MZEE.com: Fangen wir mit etwas Leichtem an: Was macht deutschen Rap für dich als Fan so faszinierend?
Martin Seeliger: Ich bin gar kein Deutschrap-Fan im klassischen Sinne. Wenn, dann bin ich Gangsterrap-Fan. Die alten Bushido-Sachen habe ich sehr viel gehört und finde sie immer noch gut. Die Musik ist wirklich simpel und geht gut rein, das mag ich. Er war der Erste, der seine Gangster- und Straßengeschichten ganz stereotyp, aber zugänglich erzählt hat. Er etablierte eine Art Pioniercharakter. Bushido tritt ganz wie der typische Gangsterrapper in drei Kategorien zutage: als Gewalttäter mit Migrations- und ohne Bildungshintergrund. Dieses stereotype Bild, das typische Auftreten und die Inszenierung finde ich wirklich spannend. Ansonsten mag ich die Standarddinger: Xatar, Haftbefehl und so. Wenn es gut gemacht ist und einen gewissen künstlerischen Anspruch hat, spricht es mich an. Deswegen mochte ich auch die La Honda Boys sehr gerne. Die hatten etwas comichaftes, einfach zwei Türsteher-Typen, die ganz hart und einfach rappen. Das hatte was. Ich komme aus der älteren Generation. Die ganzen neuen Sachen wie Cloudrap, Afrotrap und Trap höre ich nicht gerne.

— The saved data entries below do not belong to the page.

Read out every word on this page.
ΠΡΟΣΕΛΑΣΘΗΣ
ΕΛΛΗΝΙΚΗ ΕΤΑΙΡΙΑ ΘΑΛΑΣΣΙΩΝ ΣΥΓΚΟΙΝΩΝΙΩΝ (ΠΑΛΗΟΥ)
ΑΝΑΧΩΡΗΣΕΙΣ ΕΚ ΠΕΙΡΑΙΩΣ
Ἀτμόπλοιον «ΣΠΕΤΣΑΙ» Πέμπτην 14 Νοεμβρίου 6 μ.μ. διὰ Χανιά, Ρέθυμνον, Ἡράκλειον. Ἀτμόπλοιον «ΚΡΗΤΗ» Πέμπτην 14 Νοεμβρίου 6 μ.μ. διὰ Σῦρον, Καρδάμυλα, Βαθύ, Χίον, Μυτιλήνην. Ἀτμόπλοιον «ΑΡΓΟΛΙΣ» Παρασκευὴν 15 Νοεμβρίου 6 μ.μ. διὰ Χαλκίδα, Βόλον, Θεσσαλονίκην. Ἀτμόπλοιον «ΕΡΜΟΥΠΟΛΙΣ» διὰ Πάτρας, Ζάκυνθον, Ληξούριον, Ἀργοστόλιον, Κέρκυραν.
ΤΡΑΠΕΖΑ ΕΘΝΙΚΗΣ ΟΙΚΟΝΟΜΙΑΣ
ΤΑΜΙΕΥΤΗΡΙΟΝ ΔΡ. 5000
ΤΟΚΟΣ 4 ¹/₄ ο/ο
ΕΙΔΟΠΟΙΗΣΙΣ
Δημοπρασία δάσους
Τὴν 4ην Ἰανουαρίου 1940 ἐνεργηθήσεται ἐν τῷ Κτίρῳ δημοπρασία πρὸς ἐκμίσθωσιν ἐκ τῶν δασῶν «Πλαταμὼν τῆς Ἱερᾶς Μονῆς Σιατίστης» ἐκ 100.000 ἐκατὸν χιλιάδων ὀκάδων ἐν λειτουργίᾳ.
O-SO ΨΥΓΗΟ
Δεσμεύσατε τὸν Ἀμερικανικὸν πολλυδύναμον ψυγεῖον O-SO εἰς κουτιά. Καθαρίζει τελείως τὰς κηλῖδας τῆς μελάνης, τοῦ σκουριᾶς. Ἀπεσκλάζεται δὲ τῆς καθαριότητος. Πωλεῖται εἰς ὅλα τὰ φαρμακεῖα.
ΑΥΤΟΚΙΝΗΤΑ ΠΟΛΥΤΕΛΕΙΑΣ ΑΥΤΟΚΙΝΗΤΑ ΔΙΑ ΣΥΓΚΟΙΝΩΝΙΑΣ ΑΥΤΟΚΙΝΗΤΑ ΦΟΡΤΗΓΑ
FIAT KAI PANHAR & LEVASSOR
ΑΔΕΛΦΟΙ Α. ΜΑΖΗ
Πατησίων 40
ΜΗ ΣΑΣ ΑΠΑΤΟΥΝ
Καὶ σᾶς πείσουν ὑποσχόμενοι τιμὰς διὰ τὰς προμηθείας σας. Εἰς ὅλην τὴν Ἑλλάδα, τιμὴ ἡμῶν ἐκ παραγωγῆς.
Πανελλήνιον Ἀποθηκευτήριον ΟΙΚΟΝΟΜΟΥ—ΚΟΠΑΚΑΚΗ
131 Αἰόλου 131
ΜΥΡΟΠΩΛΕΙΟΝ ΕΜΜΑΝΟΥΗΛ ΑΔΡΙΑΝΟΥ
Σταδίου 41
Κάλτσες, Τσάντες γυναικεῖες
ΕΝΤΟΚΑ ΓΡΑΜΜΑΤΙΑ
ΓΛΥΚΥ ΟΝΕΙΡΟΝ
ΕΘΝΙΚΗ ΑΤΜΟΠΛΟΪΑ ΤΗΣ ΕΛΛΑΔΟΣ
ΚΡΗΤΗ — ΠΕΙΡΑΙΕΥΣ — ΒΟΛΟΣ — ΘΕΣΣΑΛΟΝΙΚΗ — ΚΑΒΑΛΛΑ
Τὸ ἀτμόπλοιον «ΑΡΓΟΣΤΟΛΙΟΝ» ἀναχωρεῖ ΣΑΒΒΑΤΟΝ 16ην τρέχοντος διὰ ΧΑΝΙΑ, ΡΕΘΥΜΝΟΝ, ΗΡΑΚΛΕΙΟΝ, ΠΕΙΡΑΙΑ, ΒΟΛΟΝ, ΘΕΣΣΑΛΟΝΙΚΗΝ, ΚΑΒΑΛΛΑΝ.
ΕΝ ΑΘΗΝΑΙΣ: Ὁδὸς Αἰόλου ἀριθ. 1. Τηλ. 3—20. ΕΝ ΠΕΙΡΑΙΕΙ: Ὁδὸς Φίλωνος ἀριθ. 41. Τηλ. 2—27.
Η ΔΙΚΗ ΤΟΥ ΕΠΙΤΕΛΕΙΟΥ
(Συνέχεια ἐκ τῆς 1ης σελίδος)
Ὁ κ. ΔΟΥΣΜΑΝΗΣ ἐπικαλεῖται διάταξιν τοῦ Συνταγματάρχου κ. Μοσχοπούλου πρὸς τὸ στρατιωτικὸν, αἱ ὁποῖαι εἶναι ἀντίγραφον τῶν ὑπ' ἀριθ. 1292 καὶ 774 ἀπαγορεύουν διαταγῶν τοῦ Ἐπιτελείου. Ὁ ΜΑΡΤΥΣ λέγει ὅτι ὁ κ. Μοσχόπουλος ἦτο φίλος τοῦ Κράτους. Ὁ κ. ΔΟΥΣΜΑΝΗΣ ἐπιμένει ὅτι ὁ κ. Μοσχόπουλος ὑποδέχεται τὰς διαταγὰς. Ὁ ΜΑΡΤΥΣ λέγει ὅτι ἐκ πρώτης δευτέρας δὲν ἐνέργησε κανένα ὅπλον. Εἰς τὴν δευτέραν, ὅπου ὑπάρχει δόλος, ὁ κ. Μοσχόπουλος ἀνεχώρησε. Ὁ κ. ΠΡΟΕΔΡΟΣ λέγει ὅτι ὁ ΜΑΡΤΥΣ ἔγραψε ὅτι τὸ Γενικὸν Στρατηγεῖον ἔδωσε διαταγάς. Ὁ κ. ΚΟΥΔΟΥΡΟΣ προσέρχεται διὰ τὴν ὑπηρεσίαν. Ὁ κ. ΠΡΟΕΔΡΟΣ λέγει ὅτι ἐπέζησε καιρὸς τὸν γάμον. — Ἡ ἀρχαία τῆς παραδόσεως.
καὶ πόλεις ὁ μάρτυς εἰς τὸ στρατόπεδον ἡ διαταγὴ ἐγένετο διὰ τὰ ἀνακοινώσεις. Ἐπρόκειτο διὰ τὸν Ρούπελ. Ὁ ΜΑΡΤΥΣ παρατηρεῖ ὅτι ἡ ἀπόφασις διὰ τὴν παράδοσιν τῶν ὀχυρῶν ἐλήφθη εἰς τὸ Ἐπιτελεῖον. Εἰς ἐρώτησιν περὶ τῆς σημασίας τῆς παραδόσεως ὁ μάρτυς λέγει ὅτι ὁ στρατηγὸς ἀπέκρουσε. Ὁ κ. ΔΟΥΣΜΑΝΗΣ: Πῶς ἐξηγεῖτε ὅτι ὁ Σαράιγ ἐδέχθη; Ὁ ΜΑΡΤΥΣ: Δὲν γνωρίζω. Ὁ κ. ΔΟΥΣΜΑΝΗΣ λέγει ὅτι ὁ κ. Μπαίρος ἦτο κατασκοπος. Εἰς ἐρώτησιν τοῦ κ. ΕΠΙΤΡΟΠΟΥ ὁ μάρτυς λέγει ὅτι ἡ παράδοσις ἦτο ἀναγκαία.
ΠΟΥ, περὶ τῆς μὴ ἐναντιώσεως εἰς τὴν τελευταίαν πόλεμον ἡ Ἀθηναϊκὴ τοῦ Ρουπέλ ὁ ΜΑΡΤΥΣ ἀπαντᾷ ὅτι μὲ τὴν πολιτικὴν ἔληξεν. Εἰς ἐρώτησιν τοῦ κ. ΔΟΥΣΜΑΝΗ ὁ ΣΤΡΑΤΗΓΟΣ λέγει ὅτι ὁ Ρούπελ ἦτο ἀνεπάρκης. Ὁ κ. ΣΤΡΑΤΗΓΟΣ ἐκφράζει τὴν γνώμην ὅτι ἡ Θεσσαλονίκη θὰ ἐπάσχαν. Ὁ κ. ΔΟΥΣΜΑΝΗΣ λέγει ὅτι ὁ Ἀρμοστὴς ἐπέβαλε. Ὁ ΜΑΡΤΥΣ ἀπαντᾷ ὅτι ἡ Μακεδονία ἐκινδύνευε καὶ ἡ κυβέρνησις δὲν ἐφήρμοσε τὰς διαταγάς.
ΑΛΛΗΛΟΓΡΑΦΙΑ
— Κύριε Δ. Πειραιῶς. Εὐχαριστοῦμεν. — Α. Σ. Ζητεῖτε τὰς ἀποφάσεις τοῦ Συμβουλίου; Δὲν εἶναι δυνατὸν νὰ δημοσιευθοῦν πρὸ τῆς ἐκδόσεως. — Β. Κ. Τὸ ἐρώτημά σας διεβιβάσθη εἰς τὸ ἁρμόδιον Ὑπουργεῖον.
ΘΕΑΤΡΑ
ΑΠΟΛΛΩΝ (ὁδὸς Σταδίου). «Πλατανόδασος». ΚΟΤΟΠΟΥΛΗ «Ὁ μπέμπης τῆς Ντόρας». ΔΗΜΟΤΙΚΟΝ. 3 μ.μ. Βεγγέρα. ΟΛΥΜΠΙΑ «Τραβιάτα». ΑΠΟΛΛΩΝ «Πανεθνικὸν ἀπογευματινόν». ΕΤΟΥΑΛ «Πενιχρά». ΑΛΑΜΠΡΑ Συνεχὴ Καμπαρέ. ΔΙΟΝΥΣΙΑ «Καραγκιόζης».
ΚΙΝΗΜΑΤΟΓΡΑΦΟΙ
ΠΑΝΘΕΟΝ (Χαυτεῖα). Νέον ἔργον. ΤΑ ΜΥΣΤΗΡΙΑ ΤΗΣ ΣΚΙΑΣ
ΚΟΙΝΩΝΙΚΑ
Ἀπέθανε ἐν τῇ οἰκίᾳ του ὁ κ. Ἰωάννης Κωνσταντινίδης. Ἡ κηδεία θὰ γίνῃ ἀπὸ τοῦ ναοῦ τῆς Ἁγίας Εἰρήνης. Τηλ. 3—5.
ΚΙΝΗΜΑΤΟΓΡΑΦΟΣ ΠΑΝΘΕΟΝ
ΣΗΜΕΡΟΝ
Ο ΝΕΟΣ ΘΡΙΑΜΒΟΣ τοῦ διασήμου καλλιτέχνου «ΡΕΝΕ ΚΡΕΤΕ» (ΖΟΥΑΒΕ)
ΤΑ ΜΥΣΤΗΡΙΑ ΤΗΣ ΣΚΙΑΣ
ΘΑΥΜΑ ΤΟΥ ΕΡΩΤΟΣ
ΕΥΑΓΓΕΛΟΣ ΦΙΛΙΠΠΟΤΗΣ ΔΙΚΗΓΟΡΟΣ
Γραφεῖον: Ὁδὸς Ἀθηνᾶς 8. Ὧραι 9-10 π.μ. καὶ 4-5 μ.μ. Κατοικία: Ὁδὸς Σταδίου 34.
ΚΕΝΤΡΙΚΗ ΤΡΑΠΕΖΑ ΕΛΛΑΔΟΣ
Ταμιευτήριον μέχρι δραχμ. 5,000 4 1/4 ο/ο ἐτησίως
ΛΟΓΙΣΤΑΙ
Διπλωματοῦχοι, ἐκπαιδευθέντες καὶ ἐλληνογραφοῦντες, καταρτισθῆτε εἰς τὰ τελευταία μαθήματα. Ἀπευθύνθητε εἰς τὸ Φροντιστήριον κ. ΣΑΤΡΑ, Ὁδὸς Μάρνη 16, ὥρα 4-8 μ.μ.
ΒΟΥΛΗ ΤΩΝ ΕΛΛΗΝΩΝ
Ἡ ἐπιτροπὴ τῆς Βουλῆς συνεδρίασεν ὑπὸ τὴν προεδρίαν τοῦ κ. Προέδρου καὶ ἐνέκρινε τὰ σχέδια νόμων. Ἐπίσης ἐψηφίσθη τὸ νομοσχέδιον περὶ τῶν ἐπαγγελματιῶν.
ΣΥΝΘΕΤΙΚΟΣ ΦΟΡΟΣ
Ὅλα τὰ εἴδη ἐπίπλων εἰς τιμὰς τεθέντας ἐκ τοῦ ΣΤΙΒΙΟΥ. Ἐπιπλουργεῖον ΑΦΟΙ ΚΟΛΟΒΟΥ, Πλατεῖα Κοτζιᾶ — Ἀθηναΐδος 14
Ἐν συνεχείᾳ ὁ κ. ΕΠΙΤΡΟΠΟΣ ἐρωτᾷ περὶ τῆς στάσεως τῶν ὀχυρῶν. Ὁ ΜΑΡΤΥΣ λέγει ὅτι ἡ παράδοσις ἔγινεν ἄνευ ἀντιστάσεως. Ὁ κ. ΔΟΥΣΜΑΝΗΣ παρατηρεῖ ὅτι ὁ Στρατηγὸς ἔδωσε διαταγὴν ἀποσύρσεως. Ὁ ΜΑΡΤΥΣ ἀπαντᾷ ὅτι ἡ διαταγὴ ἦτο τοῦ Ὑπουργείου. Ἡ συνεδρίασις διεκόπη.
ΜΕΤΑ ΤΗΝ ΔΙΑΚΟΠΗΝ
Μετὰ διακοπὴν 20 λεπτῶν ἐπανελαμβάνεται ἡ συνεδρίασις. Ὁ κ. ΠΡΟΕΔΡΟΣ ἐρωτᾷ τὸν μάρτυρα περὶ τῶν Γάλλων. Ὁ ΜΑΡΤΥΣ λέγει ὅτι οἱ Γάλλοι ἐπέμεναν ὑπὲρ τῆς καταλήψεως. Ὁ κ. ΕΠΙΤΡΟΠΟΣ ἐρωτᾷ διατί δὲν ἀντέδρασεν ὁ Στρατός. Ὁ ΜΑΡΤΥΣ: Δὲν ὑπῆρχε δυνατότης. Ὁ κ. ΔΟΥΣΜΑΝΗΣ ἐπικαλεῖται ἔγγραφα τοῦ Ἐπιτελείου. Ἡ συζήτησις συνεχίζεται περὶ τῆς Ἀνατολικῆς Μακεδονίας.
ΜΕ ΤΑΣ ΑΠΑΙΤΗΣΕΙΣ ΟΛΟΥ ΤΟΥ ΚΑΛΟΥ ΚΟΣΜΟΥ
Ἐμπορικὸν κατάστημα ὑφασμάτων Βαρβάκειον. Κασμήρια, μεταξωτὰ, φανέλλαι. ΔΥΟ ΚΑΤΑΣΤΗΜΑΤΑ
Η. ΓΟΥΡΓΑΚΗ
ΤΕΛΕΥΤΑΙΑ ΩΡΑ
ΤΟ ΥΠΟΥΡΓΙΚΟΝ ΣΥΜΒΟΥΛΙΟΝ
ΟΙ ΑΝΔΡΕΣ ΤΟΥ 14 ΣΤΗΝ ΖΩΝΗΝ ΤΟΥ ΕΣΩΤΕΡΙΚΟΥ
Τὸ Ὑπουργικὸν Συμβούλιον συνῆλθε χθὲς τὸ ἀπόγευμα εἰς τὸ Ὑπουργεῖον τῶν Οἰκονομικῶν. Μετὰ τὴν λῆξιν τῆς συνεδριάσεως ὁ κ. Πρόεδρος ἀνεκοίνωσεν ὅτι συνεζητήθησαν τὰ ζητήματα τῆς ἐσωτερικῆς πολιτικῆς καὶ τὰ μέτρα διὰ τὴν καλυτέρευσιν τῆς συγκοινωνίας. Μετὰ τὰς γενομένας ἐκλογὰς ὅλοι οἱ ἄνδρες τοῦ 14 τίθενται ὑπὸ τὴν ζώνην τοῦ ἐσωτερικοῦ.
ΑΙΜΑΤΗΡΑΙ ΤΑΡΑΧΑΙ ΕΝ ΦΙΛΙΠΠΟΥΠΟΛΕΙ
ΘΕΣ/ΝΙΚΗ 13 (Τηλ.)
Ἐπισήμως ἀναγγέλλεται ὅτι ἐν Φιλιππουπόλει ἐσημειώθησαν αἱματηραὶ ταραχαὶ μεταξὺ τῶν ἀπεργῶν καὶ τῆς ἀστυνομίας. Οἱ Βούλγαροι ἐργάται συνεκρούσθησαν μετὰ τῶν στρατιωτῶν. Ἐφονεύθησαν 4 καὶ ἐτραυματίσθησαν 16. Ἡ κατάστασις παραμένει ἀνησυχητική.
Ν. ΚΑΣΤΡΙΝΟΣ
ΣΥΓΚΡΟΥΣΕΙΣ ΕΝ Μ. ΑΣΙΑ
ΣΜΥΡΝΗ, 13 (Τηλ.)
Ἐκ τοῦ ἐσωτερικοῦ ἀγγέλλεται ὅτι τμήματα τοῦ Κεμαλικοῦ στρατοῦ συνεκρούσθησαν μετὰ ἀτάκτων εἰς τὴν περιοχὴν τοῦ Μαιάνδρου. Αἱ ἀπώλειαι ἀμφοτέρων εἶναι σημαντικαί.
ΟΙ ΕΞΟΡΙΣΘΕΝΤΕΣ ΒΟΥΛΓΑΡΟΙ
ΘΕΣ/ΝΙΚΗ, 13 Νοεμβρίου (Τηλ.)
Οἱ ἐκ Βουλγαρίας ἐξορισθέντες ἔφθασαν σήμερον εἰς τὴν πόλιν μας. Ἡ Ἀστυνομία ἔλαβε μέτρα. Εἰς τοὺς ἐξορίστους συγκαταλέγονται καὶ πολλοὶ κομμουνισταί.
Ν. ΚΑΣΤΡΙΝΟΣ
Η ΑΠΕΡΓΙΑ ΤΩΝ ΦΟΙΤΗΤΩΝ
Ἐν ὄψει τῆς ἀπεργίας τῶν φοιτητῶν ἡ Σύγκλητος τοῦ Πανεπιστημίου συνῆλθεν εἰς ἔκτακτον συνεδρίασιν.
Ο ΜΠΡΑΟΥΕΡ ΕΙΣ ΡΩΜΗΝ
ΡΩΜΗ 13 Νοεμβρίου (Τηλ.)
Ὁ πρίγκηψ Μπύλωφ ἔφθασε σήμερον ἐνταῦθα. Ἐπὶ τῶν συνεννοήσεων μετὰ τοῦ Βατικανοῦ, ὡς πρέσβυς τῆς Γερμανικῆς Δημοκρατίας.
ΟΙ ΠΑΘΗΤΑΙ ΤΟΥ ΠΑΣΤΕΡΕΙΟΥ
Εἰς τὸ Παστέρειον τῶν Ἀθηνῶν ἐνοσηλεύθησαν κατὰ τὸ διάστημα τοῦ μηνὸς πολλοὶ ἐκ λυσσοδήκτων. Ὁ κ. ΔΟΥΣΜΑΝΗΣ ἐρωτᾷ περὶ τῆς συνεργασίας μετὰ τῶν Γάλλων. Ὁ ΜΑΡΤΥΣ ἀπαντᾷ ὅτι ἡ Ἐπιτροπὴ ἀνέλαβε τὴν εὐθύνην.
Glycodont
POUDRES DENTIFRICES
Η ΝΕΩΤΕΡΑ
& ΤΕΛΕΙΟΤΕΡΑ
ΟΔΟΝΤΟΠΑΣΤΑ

MZEE.com: Und was interessiert dich aus der Forschungsperspektive?
Martin Seeliger: Meine Forschung in Bezug auf Rap fällt hinter richtig gutem Journalismus eigentlich zurück. Nichts von dem, was ich sage, unterscheidet sich grundsätzlich von wirklich guten journalistischen Beiträgen von Falk Schacht, Marcus Staiger, den Homegirls oder anderen. Im Gegenteil, die wissen meist alles viel früher als ich. (lacht) Viel mehr als sie machen wir auch nicht. Mit "Wir" meine ich: Jacob Baier, Heidi Süß, Marc Dietrich und mich – wir sind ja die vier, die gut sichtbare Beiträge zur HipHop-Kultur in Deutschland liefern. Als Sozialwissenschaftler fällt uns die besondere Aufgabe zu, diese Beobachtungen an gesellschaftliche Rahmenbedingungen rückzubinden. Das fasziniert mich wirklich. Da kann man zwei Wege gehen. Zum einen kann man fragen: "Welche gesellschaftlichen Ursachen hat Rap?" Und zum anderen: "Welche gesellschaftlichen Folgen hat Rap?" Sich das systematisch anzuschauen, ist unsere Aufgabe. Dabei entdecken wir natürlich nichts völlig Neues. Viel eher versuchen wir, bestehendes Wissen neu zu kontextualisieren, um daraus Erkenntnisse zu ziehen.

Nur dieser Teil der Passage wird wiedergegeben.